Em 6 de janeiro de 1927, Luzardo começou oficialmente sua narrativa. Dividida em capítulos, ela trazia alto nível vocabular e hoje como prova de que o jornalismo também sofreu transformações profundas nos últimos 90 anos.

Se hoje, nas redações, a ordem é responder, logo no primeiro parágrafo de uma reportagem, às cinco perguntas — Quem? O quê? Quando? Onde? e Por quê? —, no tempo de Luzardo, a aposta era pelo contexto histórico, pelas descrições ricas e detalhadas. Era o tempo do jornalismo literário.

Luzardo narrou com detalhes, por exemplo, o “discreto encontro entre delegados das forças conjuradas e elementos diretores da Aliança Libertadora”. Contou que o evento ocorreu em “um pequeno recanto da fronteira uruguaia”, chamado Berachy, e que este, “pode dizer-se, foi o início da nova revolução do sul”. Naquela época, o jornal era impresso às 17h para que houvesse tempo hábil de ser distribuído. Hoje em dia, as rotativas são postas em marcha cerca de seis horas mais tarde.

A diagramação das páginas também diferia — e muito — do que os leitores do GLOBO estão acostumados a ver agora. As fotos eram posadas. Numa delas, até o próprio Luzardo chegou a aparecer. As letras eram minúsculas. As colunas separadas por finas linhas. As fontes usadas na manchete e nos títulos variavam diariamente e, sobretudo, não havia cor.

Mas foi assim que, ao longo de 11 capítulos, publicados até o dia 17 de fevereiro de 1927,que o deputado da Aliança Libertadora ofereceu “a um jornal realmente independente um corretivo ao maquiavelismo da censura” imposta pelo governo Arthur Bernardes.

Naquele mesmo ano, Luzardo foi reeleito e participou da fundação do Partido Democrático Nacional, que reunia opositores do regime. Em 1982, depois de ter feito parte do governo de Getúlio Vargas, de ter apoiado o Estado Novo, de ter sido embaixador do Brasil no Uruguai e na Argentina, Luzardo morreu na cidade de Porto Alegre. Para os leitores do GLOBO, ele será para sempre a voz da Coluna Prestes.

O correspondente Baptista Luzardo – Terceiro / Agência O Globo

TRECHOS DOS CAPÍTULOS DE LUZARDO

Descrições, vocabulário e jornalismo literárioLeia abaixo trechos da narrativa do deputado João Baptista Luzardo, que atuou como correspondente do GLOBO na Coluna Prestes.

Capítulo 1, publicado em 6 de janeiro de 1927

Luzardo relata movimento do grupo na fronteira do Uruguai

“As colunas civis ficaram e movimentaram-se pela zona fronteiriça com o Uruguai, ao comando experimentado dos velhos guerrilheiros Honorio Lemes e Zecca Netto, ou se consolidaram na serra, sob o impulso de jaguar do invencível Leonel Rocha.

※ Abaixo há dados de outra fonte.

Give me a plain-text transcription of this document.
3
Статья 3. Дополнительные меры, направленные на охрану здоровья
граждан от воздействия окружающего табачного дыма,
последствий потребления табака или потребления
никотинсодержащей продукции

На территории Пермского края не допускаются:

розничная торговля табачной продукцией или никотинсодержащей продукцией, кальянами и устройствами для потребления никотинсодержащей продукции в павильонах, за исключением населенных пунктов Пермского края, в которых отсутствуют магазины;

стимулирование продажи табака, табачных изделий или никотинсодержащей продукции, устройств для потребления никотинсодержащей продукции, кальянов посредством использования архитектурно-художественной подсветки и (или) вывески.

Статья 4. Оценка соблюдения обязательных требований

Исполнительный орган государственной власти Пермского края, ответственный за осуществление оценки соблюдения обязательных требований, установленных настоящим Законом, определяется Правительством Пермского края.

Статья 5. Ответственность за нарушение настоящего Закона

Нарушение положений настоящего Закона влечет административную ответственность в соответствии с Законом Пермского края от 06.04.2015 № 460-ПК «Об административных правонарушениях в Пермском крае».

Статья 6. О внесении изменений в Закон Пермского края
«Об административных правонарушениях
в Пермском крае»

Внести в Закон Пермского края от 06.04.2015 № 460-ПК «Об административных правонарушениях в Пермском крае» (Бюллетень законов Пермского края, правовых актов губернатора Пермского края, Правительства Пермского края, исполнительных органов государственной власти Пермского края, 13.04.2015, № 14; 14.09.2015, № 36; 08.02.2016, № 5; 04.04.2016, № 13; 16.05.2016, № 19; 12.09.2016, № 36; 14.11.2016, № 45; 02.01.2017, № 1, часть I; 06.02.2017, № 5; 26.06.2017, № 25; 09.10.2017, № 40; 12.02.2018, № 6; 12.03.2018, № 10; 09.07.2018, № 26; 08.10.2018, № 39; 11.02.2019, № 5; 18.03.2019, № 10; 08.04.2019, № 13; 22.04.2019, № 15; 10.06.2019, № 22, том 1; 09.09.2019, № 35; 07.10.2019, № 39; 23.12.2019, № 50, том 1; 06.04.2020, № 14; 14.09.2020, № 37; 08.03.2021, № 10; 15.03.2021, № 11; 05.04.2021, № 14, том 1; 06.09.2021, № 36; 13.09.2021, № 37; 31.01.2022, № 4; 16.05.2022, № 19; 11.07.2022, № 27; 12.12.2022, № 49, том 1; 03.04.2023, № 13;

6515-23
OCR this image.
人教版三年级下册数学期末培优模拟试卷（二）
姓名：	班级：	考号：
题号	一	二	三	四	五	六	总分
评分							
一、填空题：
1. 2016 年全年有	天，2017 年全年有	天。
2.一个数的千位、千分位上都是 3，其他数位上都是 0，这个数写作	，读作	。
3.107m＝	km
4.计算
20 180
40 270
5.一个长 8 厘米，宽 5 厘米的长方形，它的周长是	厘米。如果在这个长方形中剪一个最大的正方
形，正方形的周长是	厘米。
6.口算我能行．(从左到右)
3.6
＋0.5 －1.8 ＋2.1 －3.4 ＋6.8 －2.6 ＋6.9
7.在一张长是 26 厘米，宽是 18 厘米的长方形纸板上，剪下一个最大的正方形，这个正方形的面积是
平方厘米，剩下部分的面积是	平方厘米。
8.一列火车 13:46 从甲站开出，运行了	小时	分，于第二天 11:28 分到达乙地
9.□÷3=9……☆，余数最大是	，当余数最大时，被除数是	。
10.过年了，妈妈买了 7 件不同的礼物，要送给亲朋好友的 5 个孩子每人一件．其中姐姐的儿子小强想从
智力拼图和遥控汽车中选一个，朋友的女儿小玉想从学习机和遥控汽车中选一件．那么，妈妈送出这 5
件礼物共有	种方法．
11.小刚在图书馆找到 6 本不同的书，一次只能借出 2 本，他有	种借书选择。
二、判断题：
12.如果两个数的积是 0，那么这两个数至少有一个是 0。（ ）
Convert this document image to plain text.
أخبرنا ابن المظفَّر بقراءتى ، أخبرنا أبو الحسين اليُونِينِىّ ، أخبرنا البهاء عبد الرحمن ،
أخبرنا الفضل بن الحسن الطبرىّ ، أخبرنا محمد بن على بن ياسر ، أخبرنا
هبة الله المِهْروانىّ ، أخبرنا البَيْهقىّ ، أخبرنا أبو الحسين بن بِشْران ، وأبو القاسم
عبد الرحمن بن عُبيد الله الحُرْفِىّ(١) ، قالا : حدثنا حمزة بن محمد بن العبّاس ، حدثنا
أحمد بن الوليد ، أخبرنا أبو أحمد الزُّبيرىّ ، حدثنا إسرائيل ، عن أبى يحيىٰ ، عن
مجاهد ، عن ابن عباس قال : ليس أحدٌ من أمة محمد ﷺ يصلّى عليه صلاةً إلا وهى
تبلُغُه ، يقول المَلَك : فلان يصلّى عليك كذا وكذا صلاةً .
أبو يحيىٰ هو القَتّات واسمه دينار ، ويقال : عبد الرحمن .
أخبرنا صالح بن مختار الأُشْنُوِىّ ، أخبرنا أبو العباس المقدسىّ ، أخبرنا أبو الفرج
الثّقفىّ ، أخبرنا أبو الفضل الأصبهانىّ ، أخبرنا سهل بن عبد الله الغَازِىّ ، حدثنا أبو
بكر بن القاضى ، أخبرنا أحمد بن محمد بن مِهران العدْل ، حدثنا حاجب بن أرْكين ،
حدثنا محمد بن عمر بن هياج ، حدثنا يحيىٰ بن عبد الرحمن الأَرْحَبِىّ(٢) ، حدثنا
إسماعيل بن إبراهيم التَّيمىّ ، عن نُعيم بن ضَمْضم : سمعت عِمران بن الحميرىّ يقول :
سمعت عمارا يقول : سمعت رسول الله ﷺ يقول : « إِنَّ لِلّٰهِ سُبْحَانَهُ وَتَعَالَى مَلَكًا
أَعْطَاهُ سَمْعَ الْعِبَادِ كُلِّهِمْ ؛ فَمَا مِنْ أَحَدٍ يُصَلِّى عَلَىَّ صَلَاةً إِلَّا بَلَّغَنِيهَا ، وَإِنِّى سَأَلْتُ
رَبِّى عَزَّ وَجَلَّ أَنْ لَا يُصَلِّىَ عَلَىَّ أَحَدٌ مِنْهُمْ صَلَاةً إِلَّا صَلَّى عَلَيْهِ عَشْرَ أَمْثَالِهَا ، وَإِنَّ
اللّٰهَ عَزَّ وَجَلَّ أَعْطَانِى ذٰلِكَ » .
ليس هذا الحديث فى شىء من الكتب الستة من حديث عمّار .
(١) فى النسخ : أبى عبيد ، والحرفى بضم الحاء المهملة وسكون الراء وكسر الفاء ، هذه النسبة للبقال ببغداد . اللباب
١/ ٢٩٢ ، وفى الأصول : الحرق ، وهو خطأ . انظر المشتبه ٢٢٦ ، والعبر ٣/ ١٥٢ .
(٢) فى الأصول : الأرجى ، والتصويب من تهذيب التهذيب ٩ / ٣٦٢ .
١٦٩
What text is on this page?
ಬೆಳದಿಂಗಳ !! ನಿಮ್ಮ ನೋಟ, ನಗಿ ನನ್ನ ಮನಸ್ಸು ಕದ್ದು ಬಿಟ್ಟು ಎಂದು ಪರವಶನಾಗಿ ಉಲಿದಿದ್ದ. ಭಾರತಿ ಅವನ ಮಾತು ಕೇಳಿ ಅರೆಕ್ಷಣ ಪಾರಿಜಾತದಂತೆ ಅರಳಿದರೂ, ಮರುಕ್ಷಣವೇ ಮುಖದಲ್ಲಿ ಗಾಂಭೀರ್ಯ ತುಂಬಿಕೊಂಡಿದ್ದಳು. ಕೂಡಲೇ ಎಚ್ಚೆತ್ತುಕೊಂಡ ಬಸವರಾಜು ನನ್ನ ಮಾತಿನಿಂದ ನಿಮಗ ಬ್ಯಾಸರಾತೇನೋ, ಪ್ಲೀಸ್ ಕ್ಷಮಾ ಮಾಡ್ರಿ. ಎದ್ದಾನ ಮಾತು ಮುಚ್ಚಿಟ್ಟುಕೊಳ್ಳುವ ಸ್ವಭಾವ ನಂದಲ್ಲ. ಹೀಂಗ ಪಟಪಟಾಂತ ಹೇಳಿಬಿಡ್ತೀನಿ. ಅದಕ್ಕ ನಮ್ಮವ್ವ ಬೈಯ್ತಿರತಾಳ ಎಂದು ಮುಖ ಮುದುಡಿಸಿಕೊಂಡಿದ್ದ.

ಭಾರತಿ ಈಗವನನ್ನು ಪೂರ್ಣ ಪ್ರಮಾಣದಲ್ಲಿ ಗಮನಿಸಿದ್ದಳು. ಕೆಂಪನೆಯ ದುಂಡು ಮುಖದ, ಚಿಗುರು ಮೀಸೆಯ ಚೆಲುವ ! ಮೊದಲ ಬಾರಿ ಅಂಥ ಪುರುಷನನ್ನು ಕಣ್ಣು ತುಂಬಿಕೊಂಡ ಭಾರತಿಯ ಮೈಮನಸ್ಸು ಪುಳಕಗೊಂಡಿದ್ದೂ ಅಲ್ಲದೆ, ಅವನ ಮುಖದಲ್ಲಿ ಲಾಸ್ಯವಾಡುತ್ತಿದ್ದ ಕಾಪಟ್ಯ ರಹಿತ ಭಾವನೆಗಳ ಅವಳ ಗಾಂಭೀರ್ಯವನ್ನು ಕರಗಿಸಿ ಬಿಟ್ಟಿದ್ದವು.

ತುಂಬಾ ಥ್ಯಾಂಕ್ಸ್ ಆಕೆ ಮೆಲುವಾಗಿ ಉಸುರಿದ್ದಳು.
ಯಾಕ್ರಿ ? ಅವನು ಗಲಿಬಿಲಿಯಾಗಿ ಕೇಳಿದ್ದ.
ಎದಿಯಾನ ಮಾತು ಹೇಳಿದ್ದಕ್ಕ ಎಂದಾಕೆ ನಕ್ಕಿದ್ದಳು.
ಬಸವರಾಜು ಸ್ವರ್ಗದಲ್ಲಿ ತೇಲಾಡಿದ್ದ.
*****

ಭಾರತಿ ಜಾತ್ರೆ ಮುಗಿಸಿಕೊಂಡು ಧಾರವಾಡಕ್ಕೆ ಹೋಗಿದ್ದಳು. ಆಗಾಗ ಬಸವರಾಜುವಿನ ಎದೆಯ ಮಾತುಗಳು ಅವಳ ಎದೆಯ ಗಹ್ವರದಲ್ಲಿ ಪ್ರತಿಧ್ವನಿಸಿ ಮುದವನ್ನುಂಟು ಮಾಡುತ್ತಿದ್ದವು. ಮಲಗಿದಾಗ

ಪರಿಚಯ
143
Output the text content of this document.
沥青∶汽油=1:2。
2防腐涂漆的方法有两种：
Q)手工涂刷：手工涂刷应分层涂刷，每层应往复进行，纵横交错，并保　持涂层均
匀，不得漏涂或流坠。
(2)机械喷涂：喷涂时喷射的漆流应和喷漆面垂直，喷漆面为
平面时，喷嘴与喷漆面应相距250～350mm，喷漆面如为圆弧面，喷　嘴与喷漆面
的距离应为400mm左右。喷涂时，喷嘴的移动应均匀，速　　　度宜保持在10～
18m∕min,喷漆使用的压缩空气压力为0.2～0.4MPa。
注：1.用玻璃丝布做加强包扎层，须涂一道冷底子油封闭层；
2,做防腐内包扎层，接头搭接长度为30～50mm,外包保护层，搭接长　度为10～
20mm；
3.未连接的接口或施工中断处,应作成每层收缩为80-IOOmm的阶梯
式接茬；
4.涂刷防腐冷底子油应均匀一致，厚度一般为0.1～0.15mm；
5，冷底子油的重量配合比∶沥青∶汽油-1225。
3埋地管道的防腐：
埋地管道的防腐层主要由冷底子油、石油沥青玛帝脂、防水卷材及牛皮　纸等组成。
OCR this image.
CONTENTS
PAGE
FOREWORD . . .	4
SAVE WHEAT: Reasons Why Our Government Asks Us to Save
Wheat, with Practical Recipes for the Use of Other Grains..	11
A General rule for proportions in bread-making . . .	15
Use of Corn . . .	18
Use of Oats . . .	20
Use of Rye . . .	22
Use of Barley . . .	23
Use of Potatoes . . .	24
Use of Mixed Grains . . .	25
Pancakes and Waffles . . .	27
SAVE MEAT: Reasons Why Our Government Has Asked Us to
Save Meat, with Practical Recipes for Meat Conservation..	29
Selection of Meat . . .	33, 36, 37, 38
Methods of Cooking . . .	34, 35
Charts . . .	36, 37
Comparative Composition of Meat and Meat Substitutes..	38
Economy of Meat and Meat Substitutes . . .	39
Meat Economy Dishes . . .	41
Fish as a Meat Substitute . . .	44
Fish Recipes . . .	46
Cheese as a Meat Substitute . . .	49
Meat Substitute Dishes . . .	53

Capítulo 2, publicado em 11 de janeiro de 1927

Luzardo inicia o texto, levando o leitor do GLOBO ao sítio de Assis Brasil

Na fronteira uruguaia, à margem do Jaguarão, descansa molemente, sobre um pequeno outeiro, um casarão rústico, um rancho, tendo, ao lado, um outro rancho menor. E como ali desagua, na margem direita, um pequeno ribeirão, o “Berachy”, ficou o lugar com este nome. Quando um peão gaúcho, um vaqueiro fronteiriço fala que dormiu em Berachy, já se sabe que é o sobranceiro rancho uruguaio que fica a 9 léguas do castelo de Pedras Altas, do Sr. Assis Brasil, o grande brasileiro que resume, no momento, todas as aspirações republicano-democráticas nacionais.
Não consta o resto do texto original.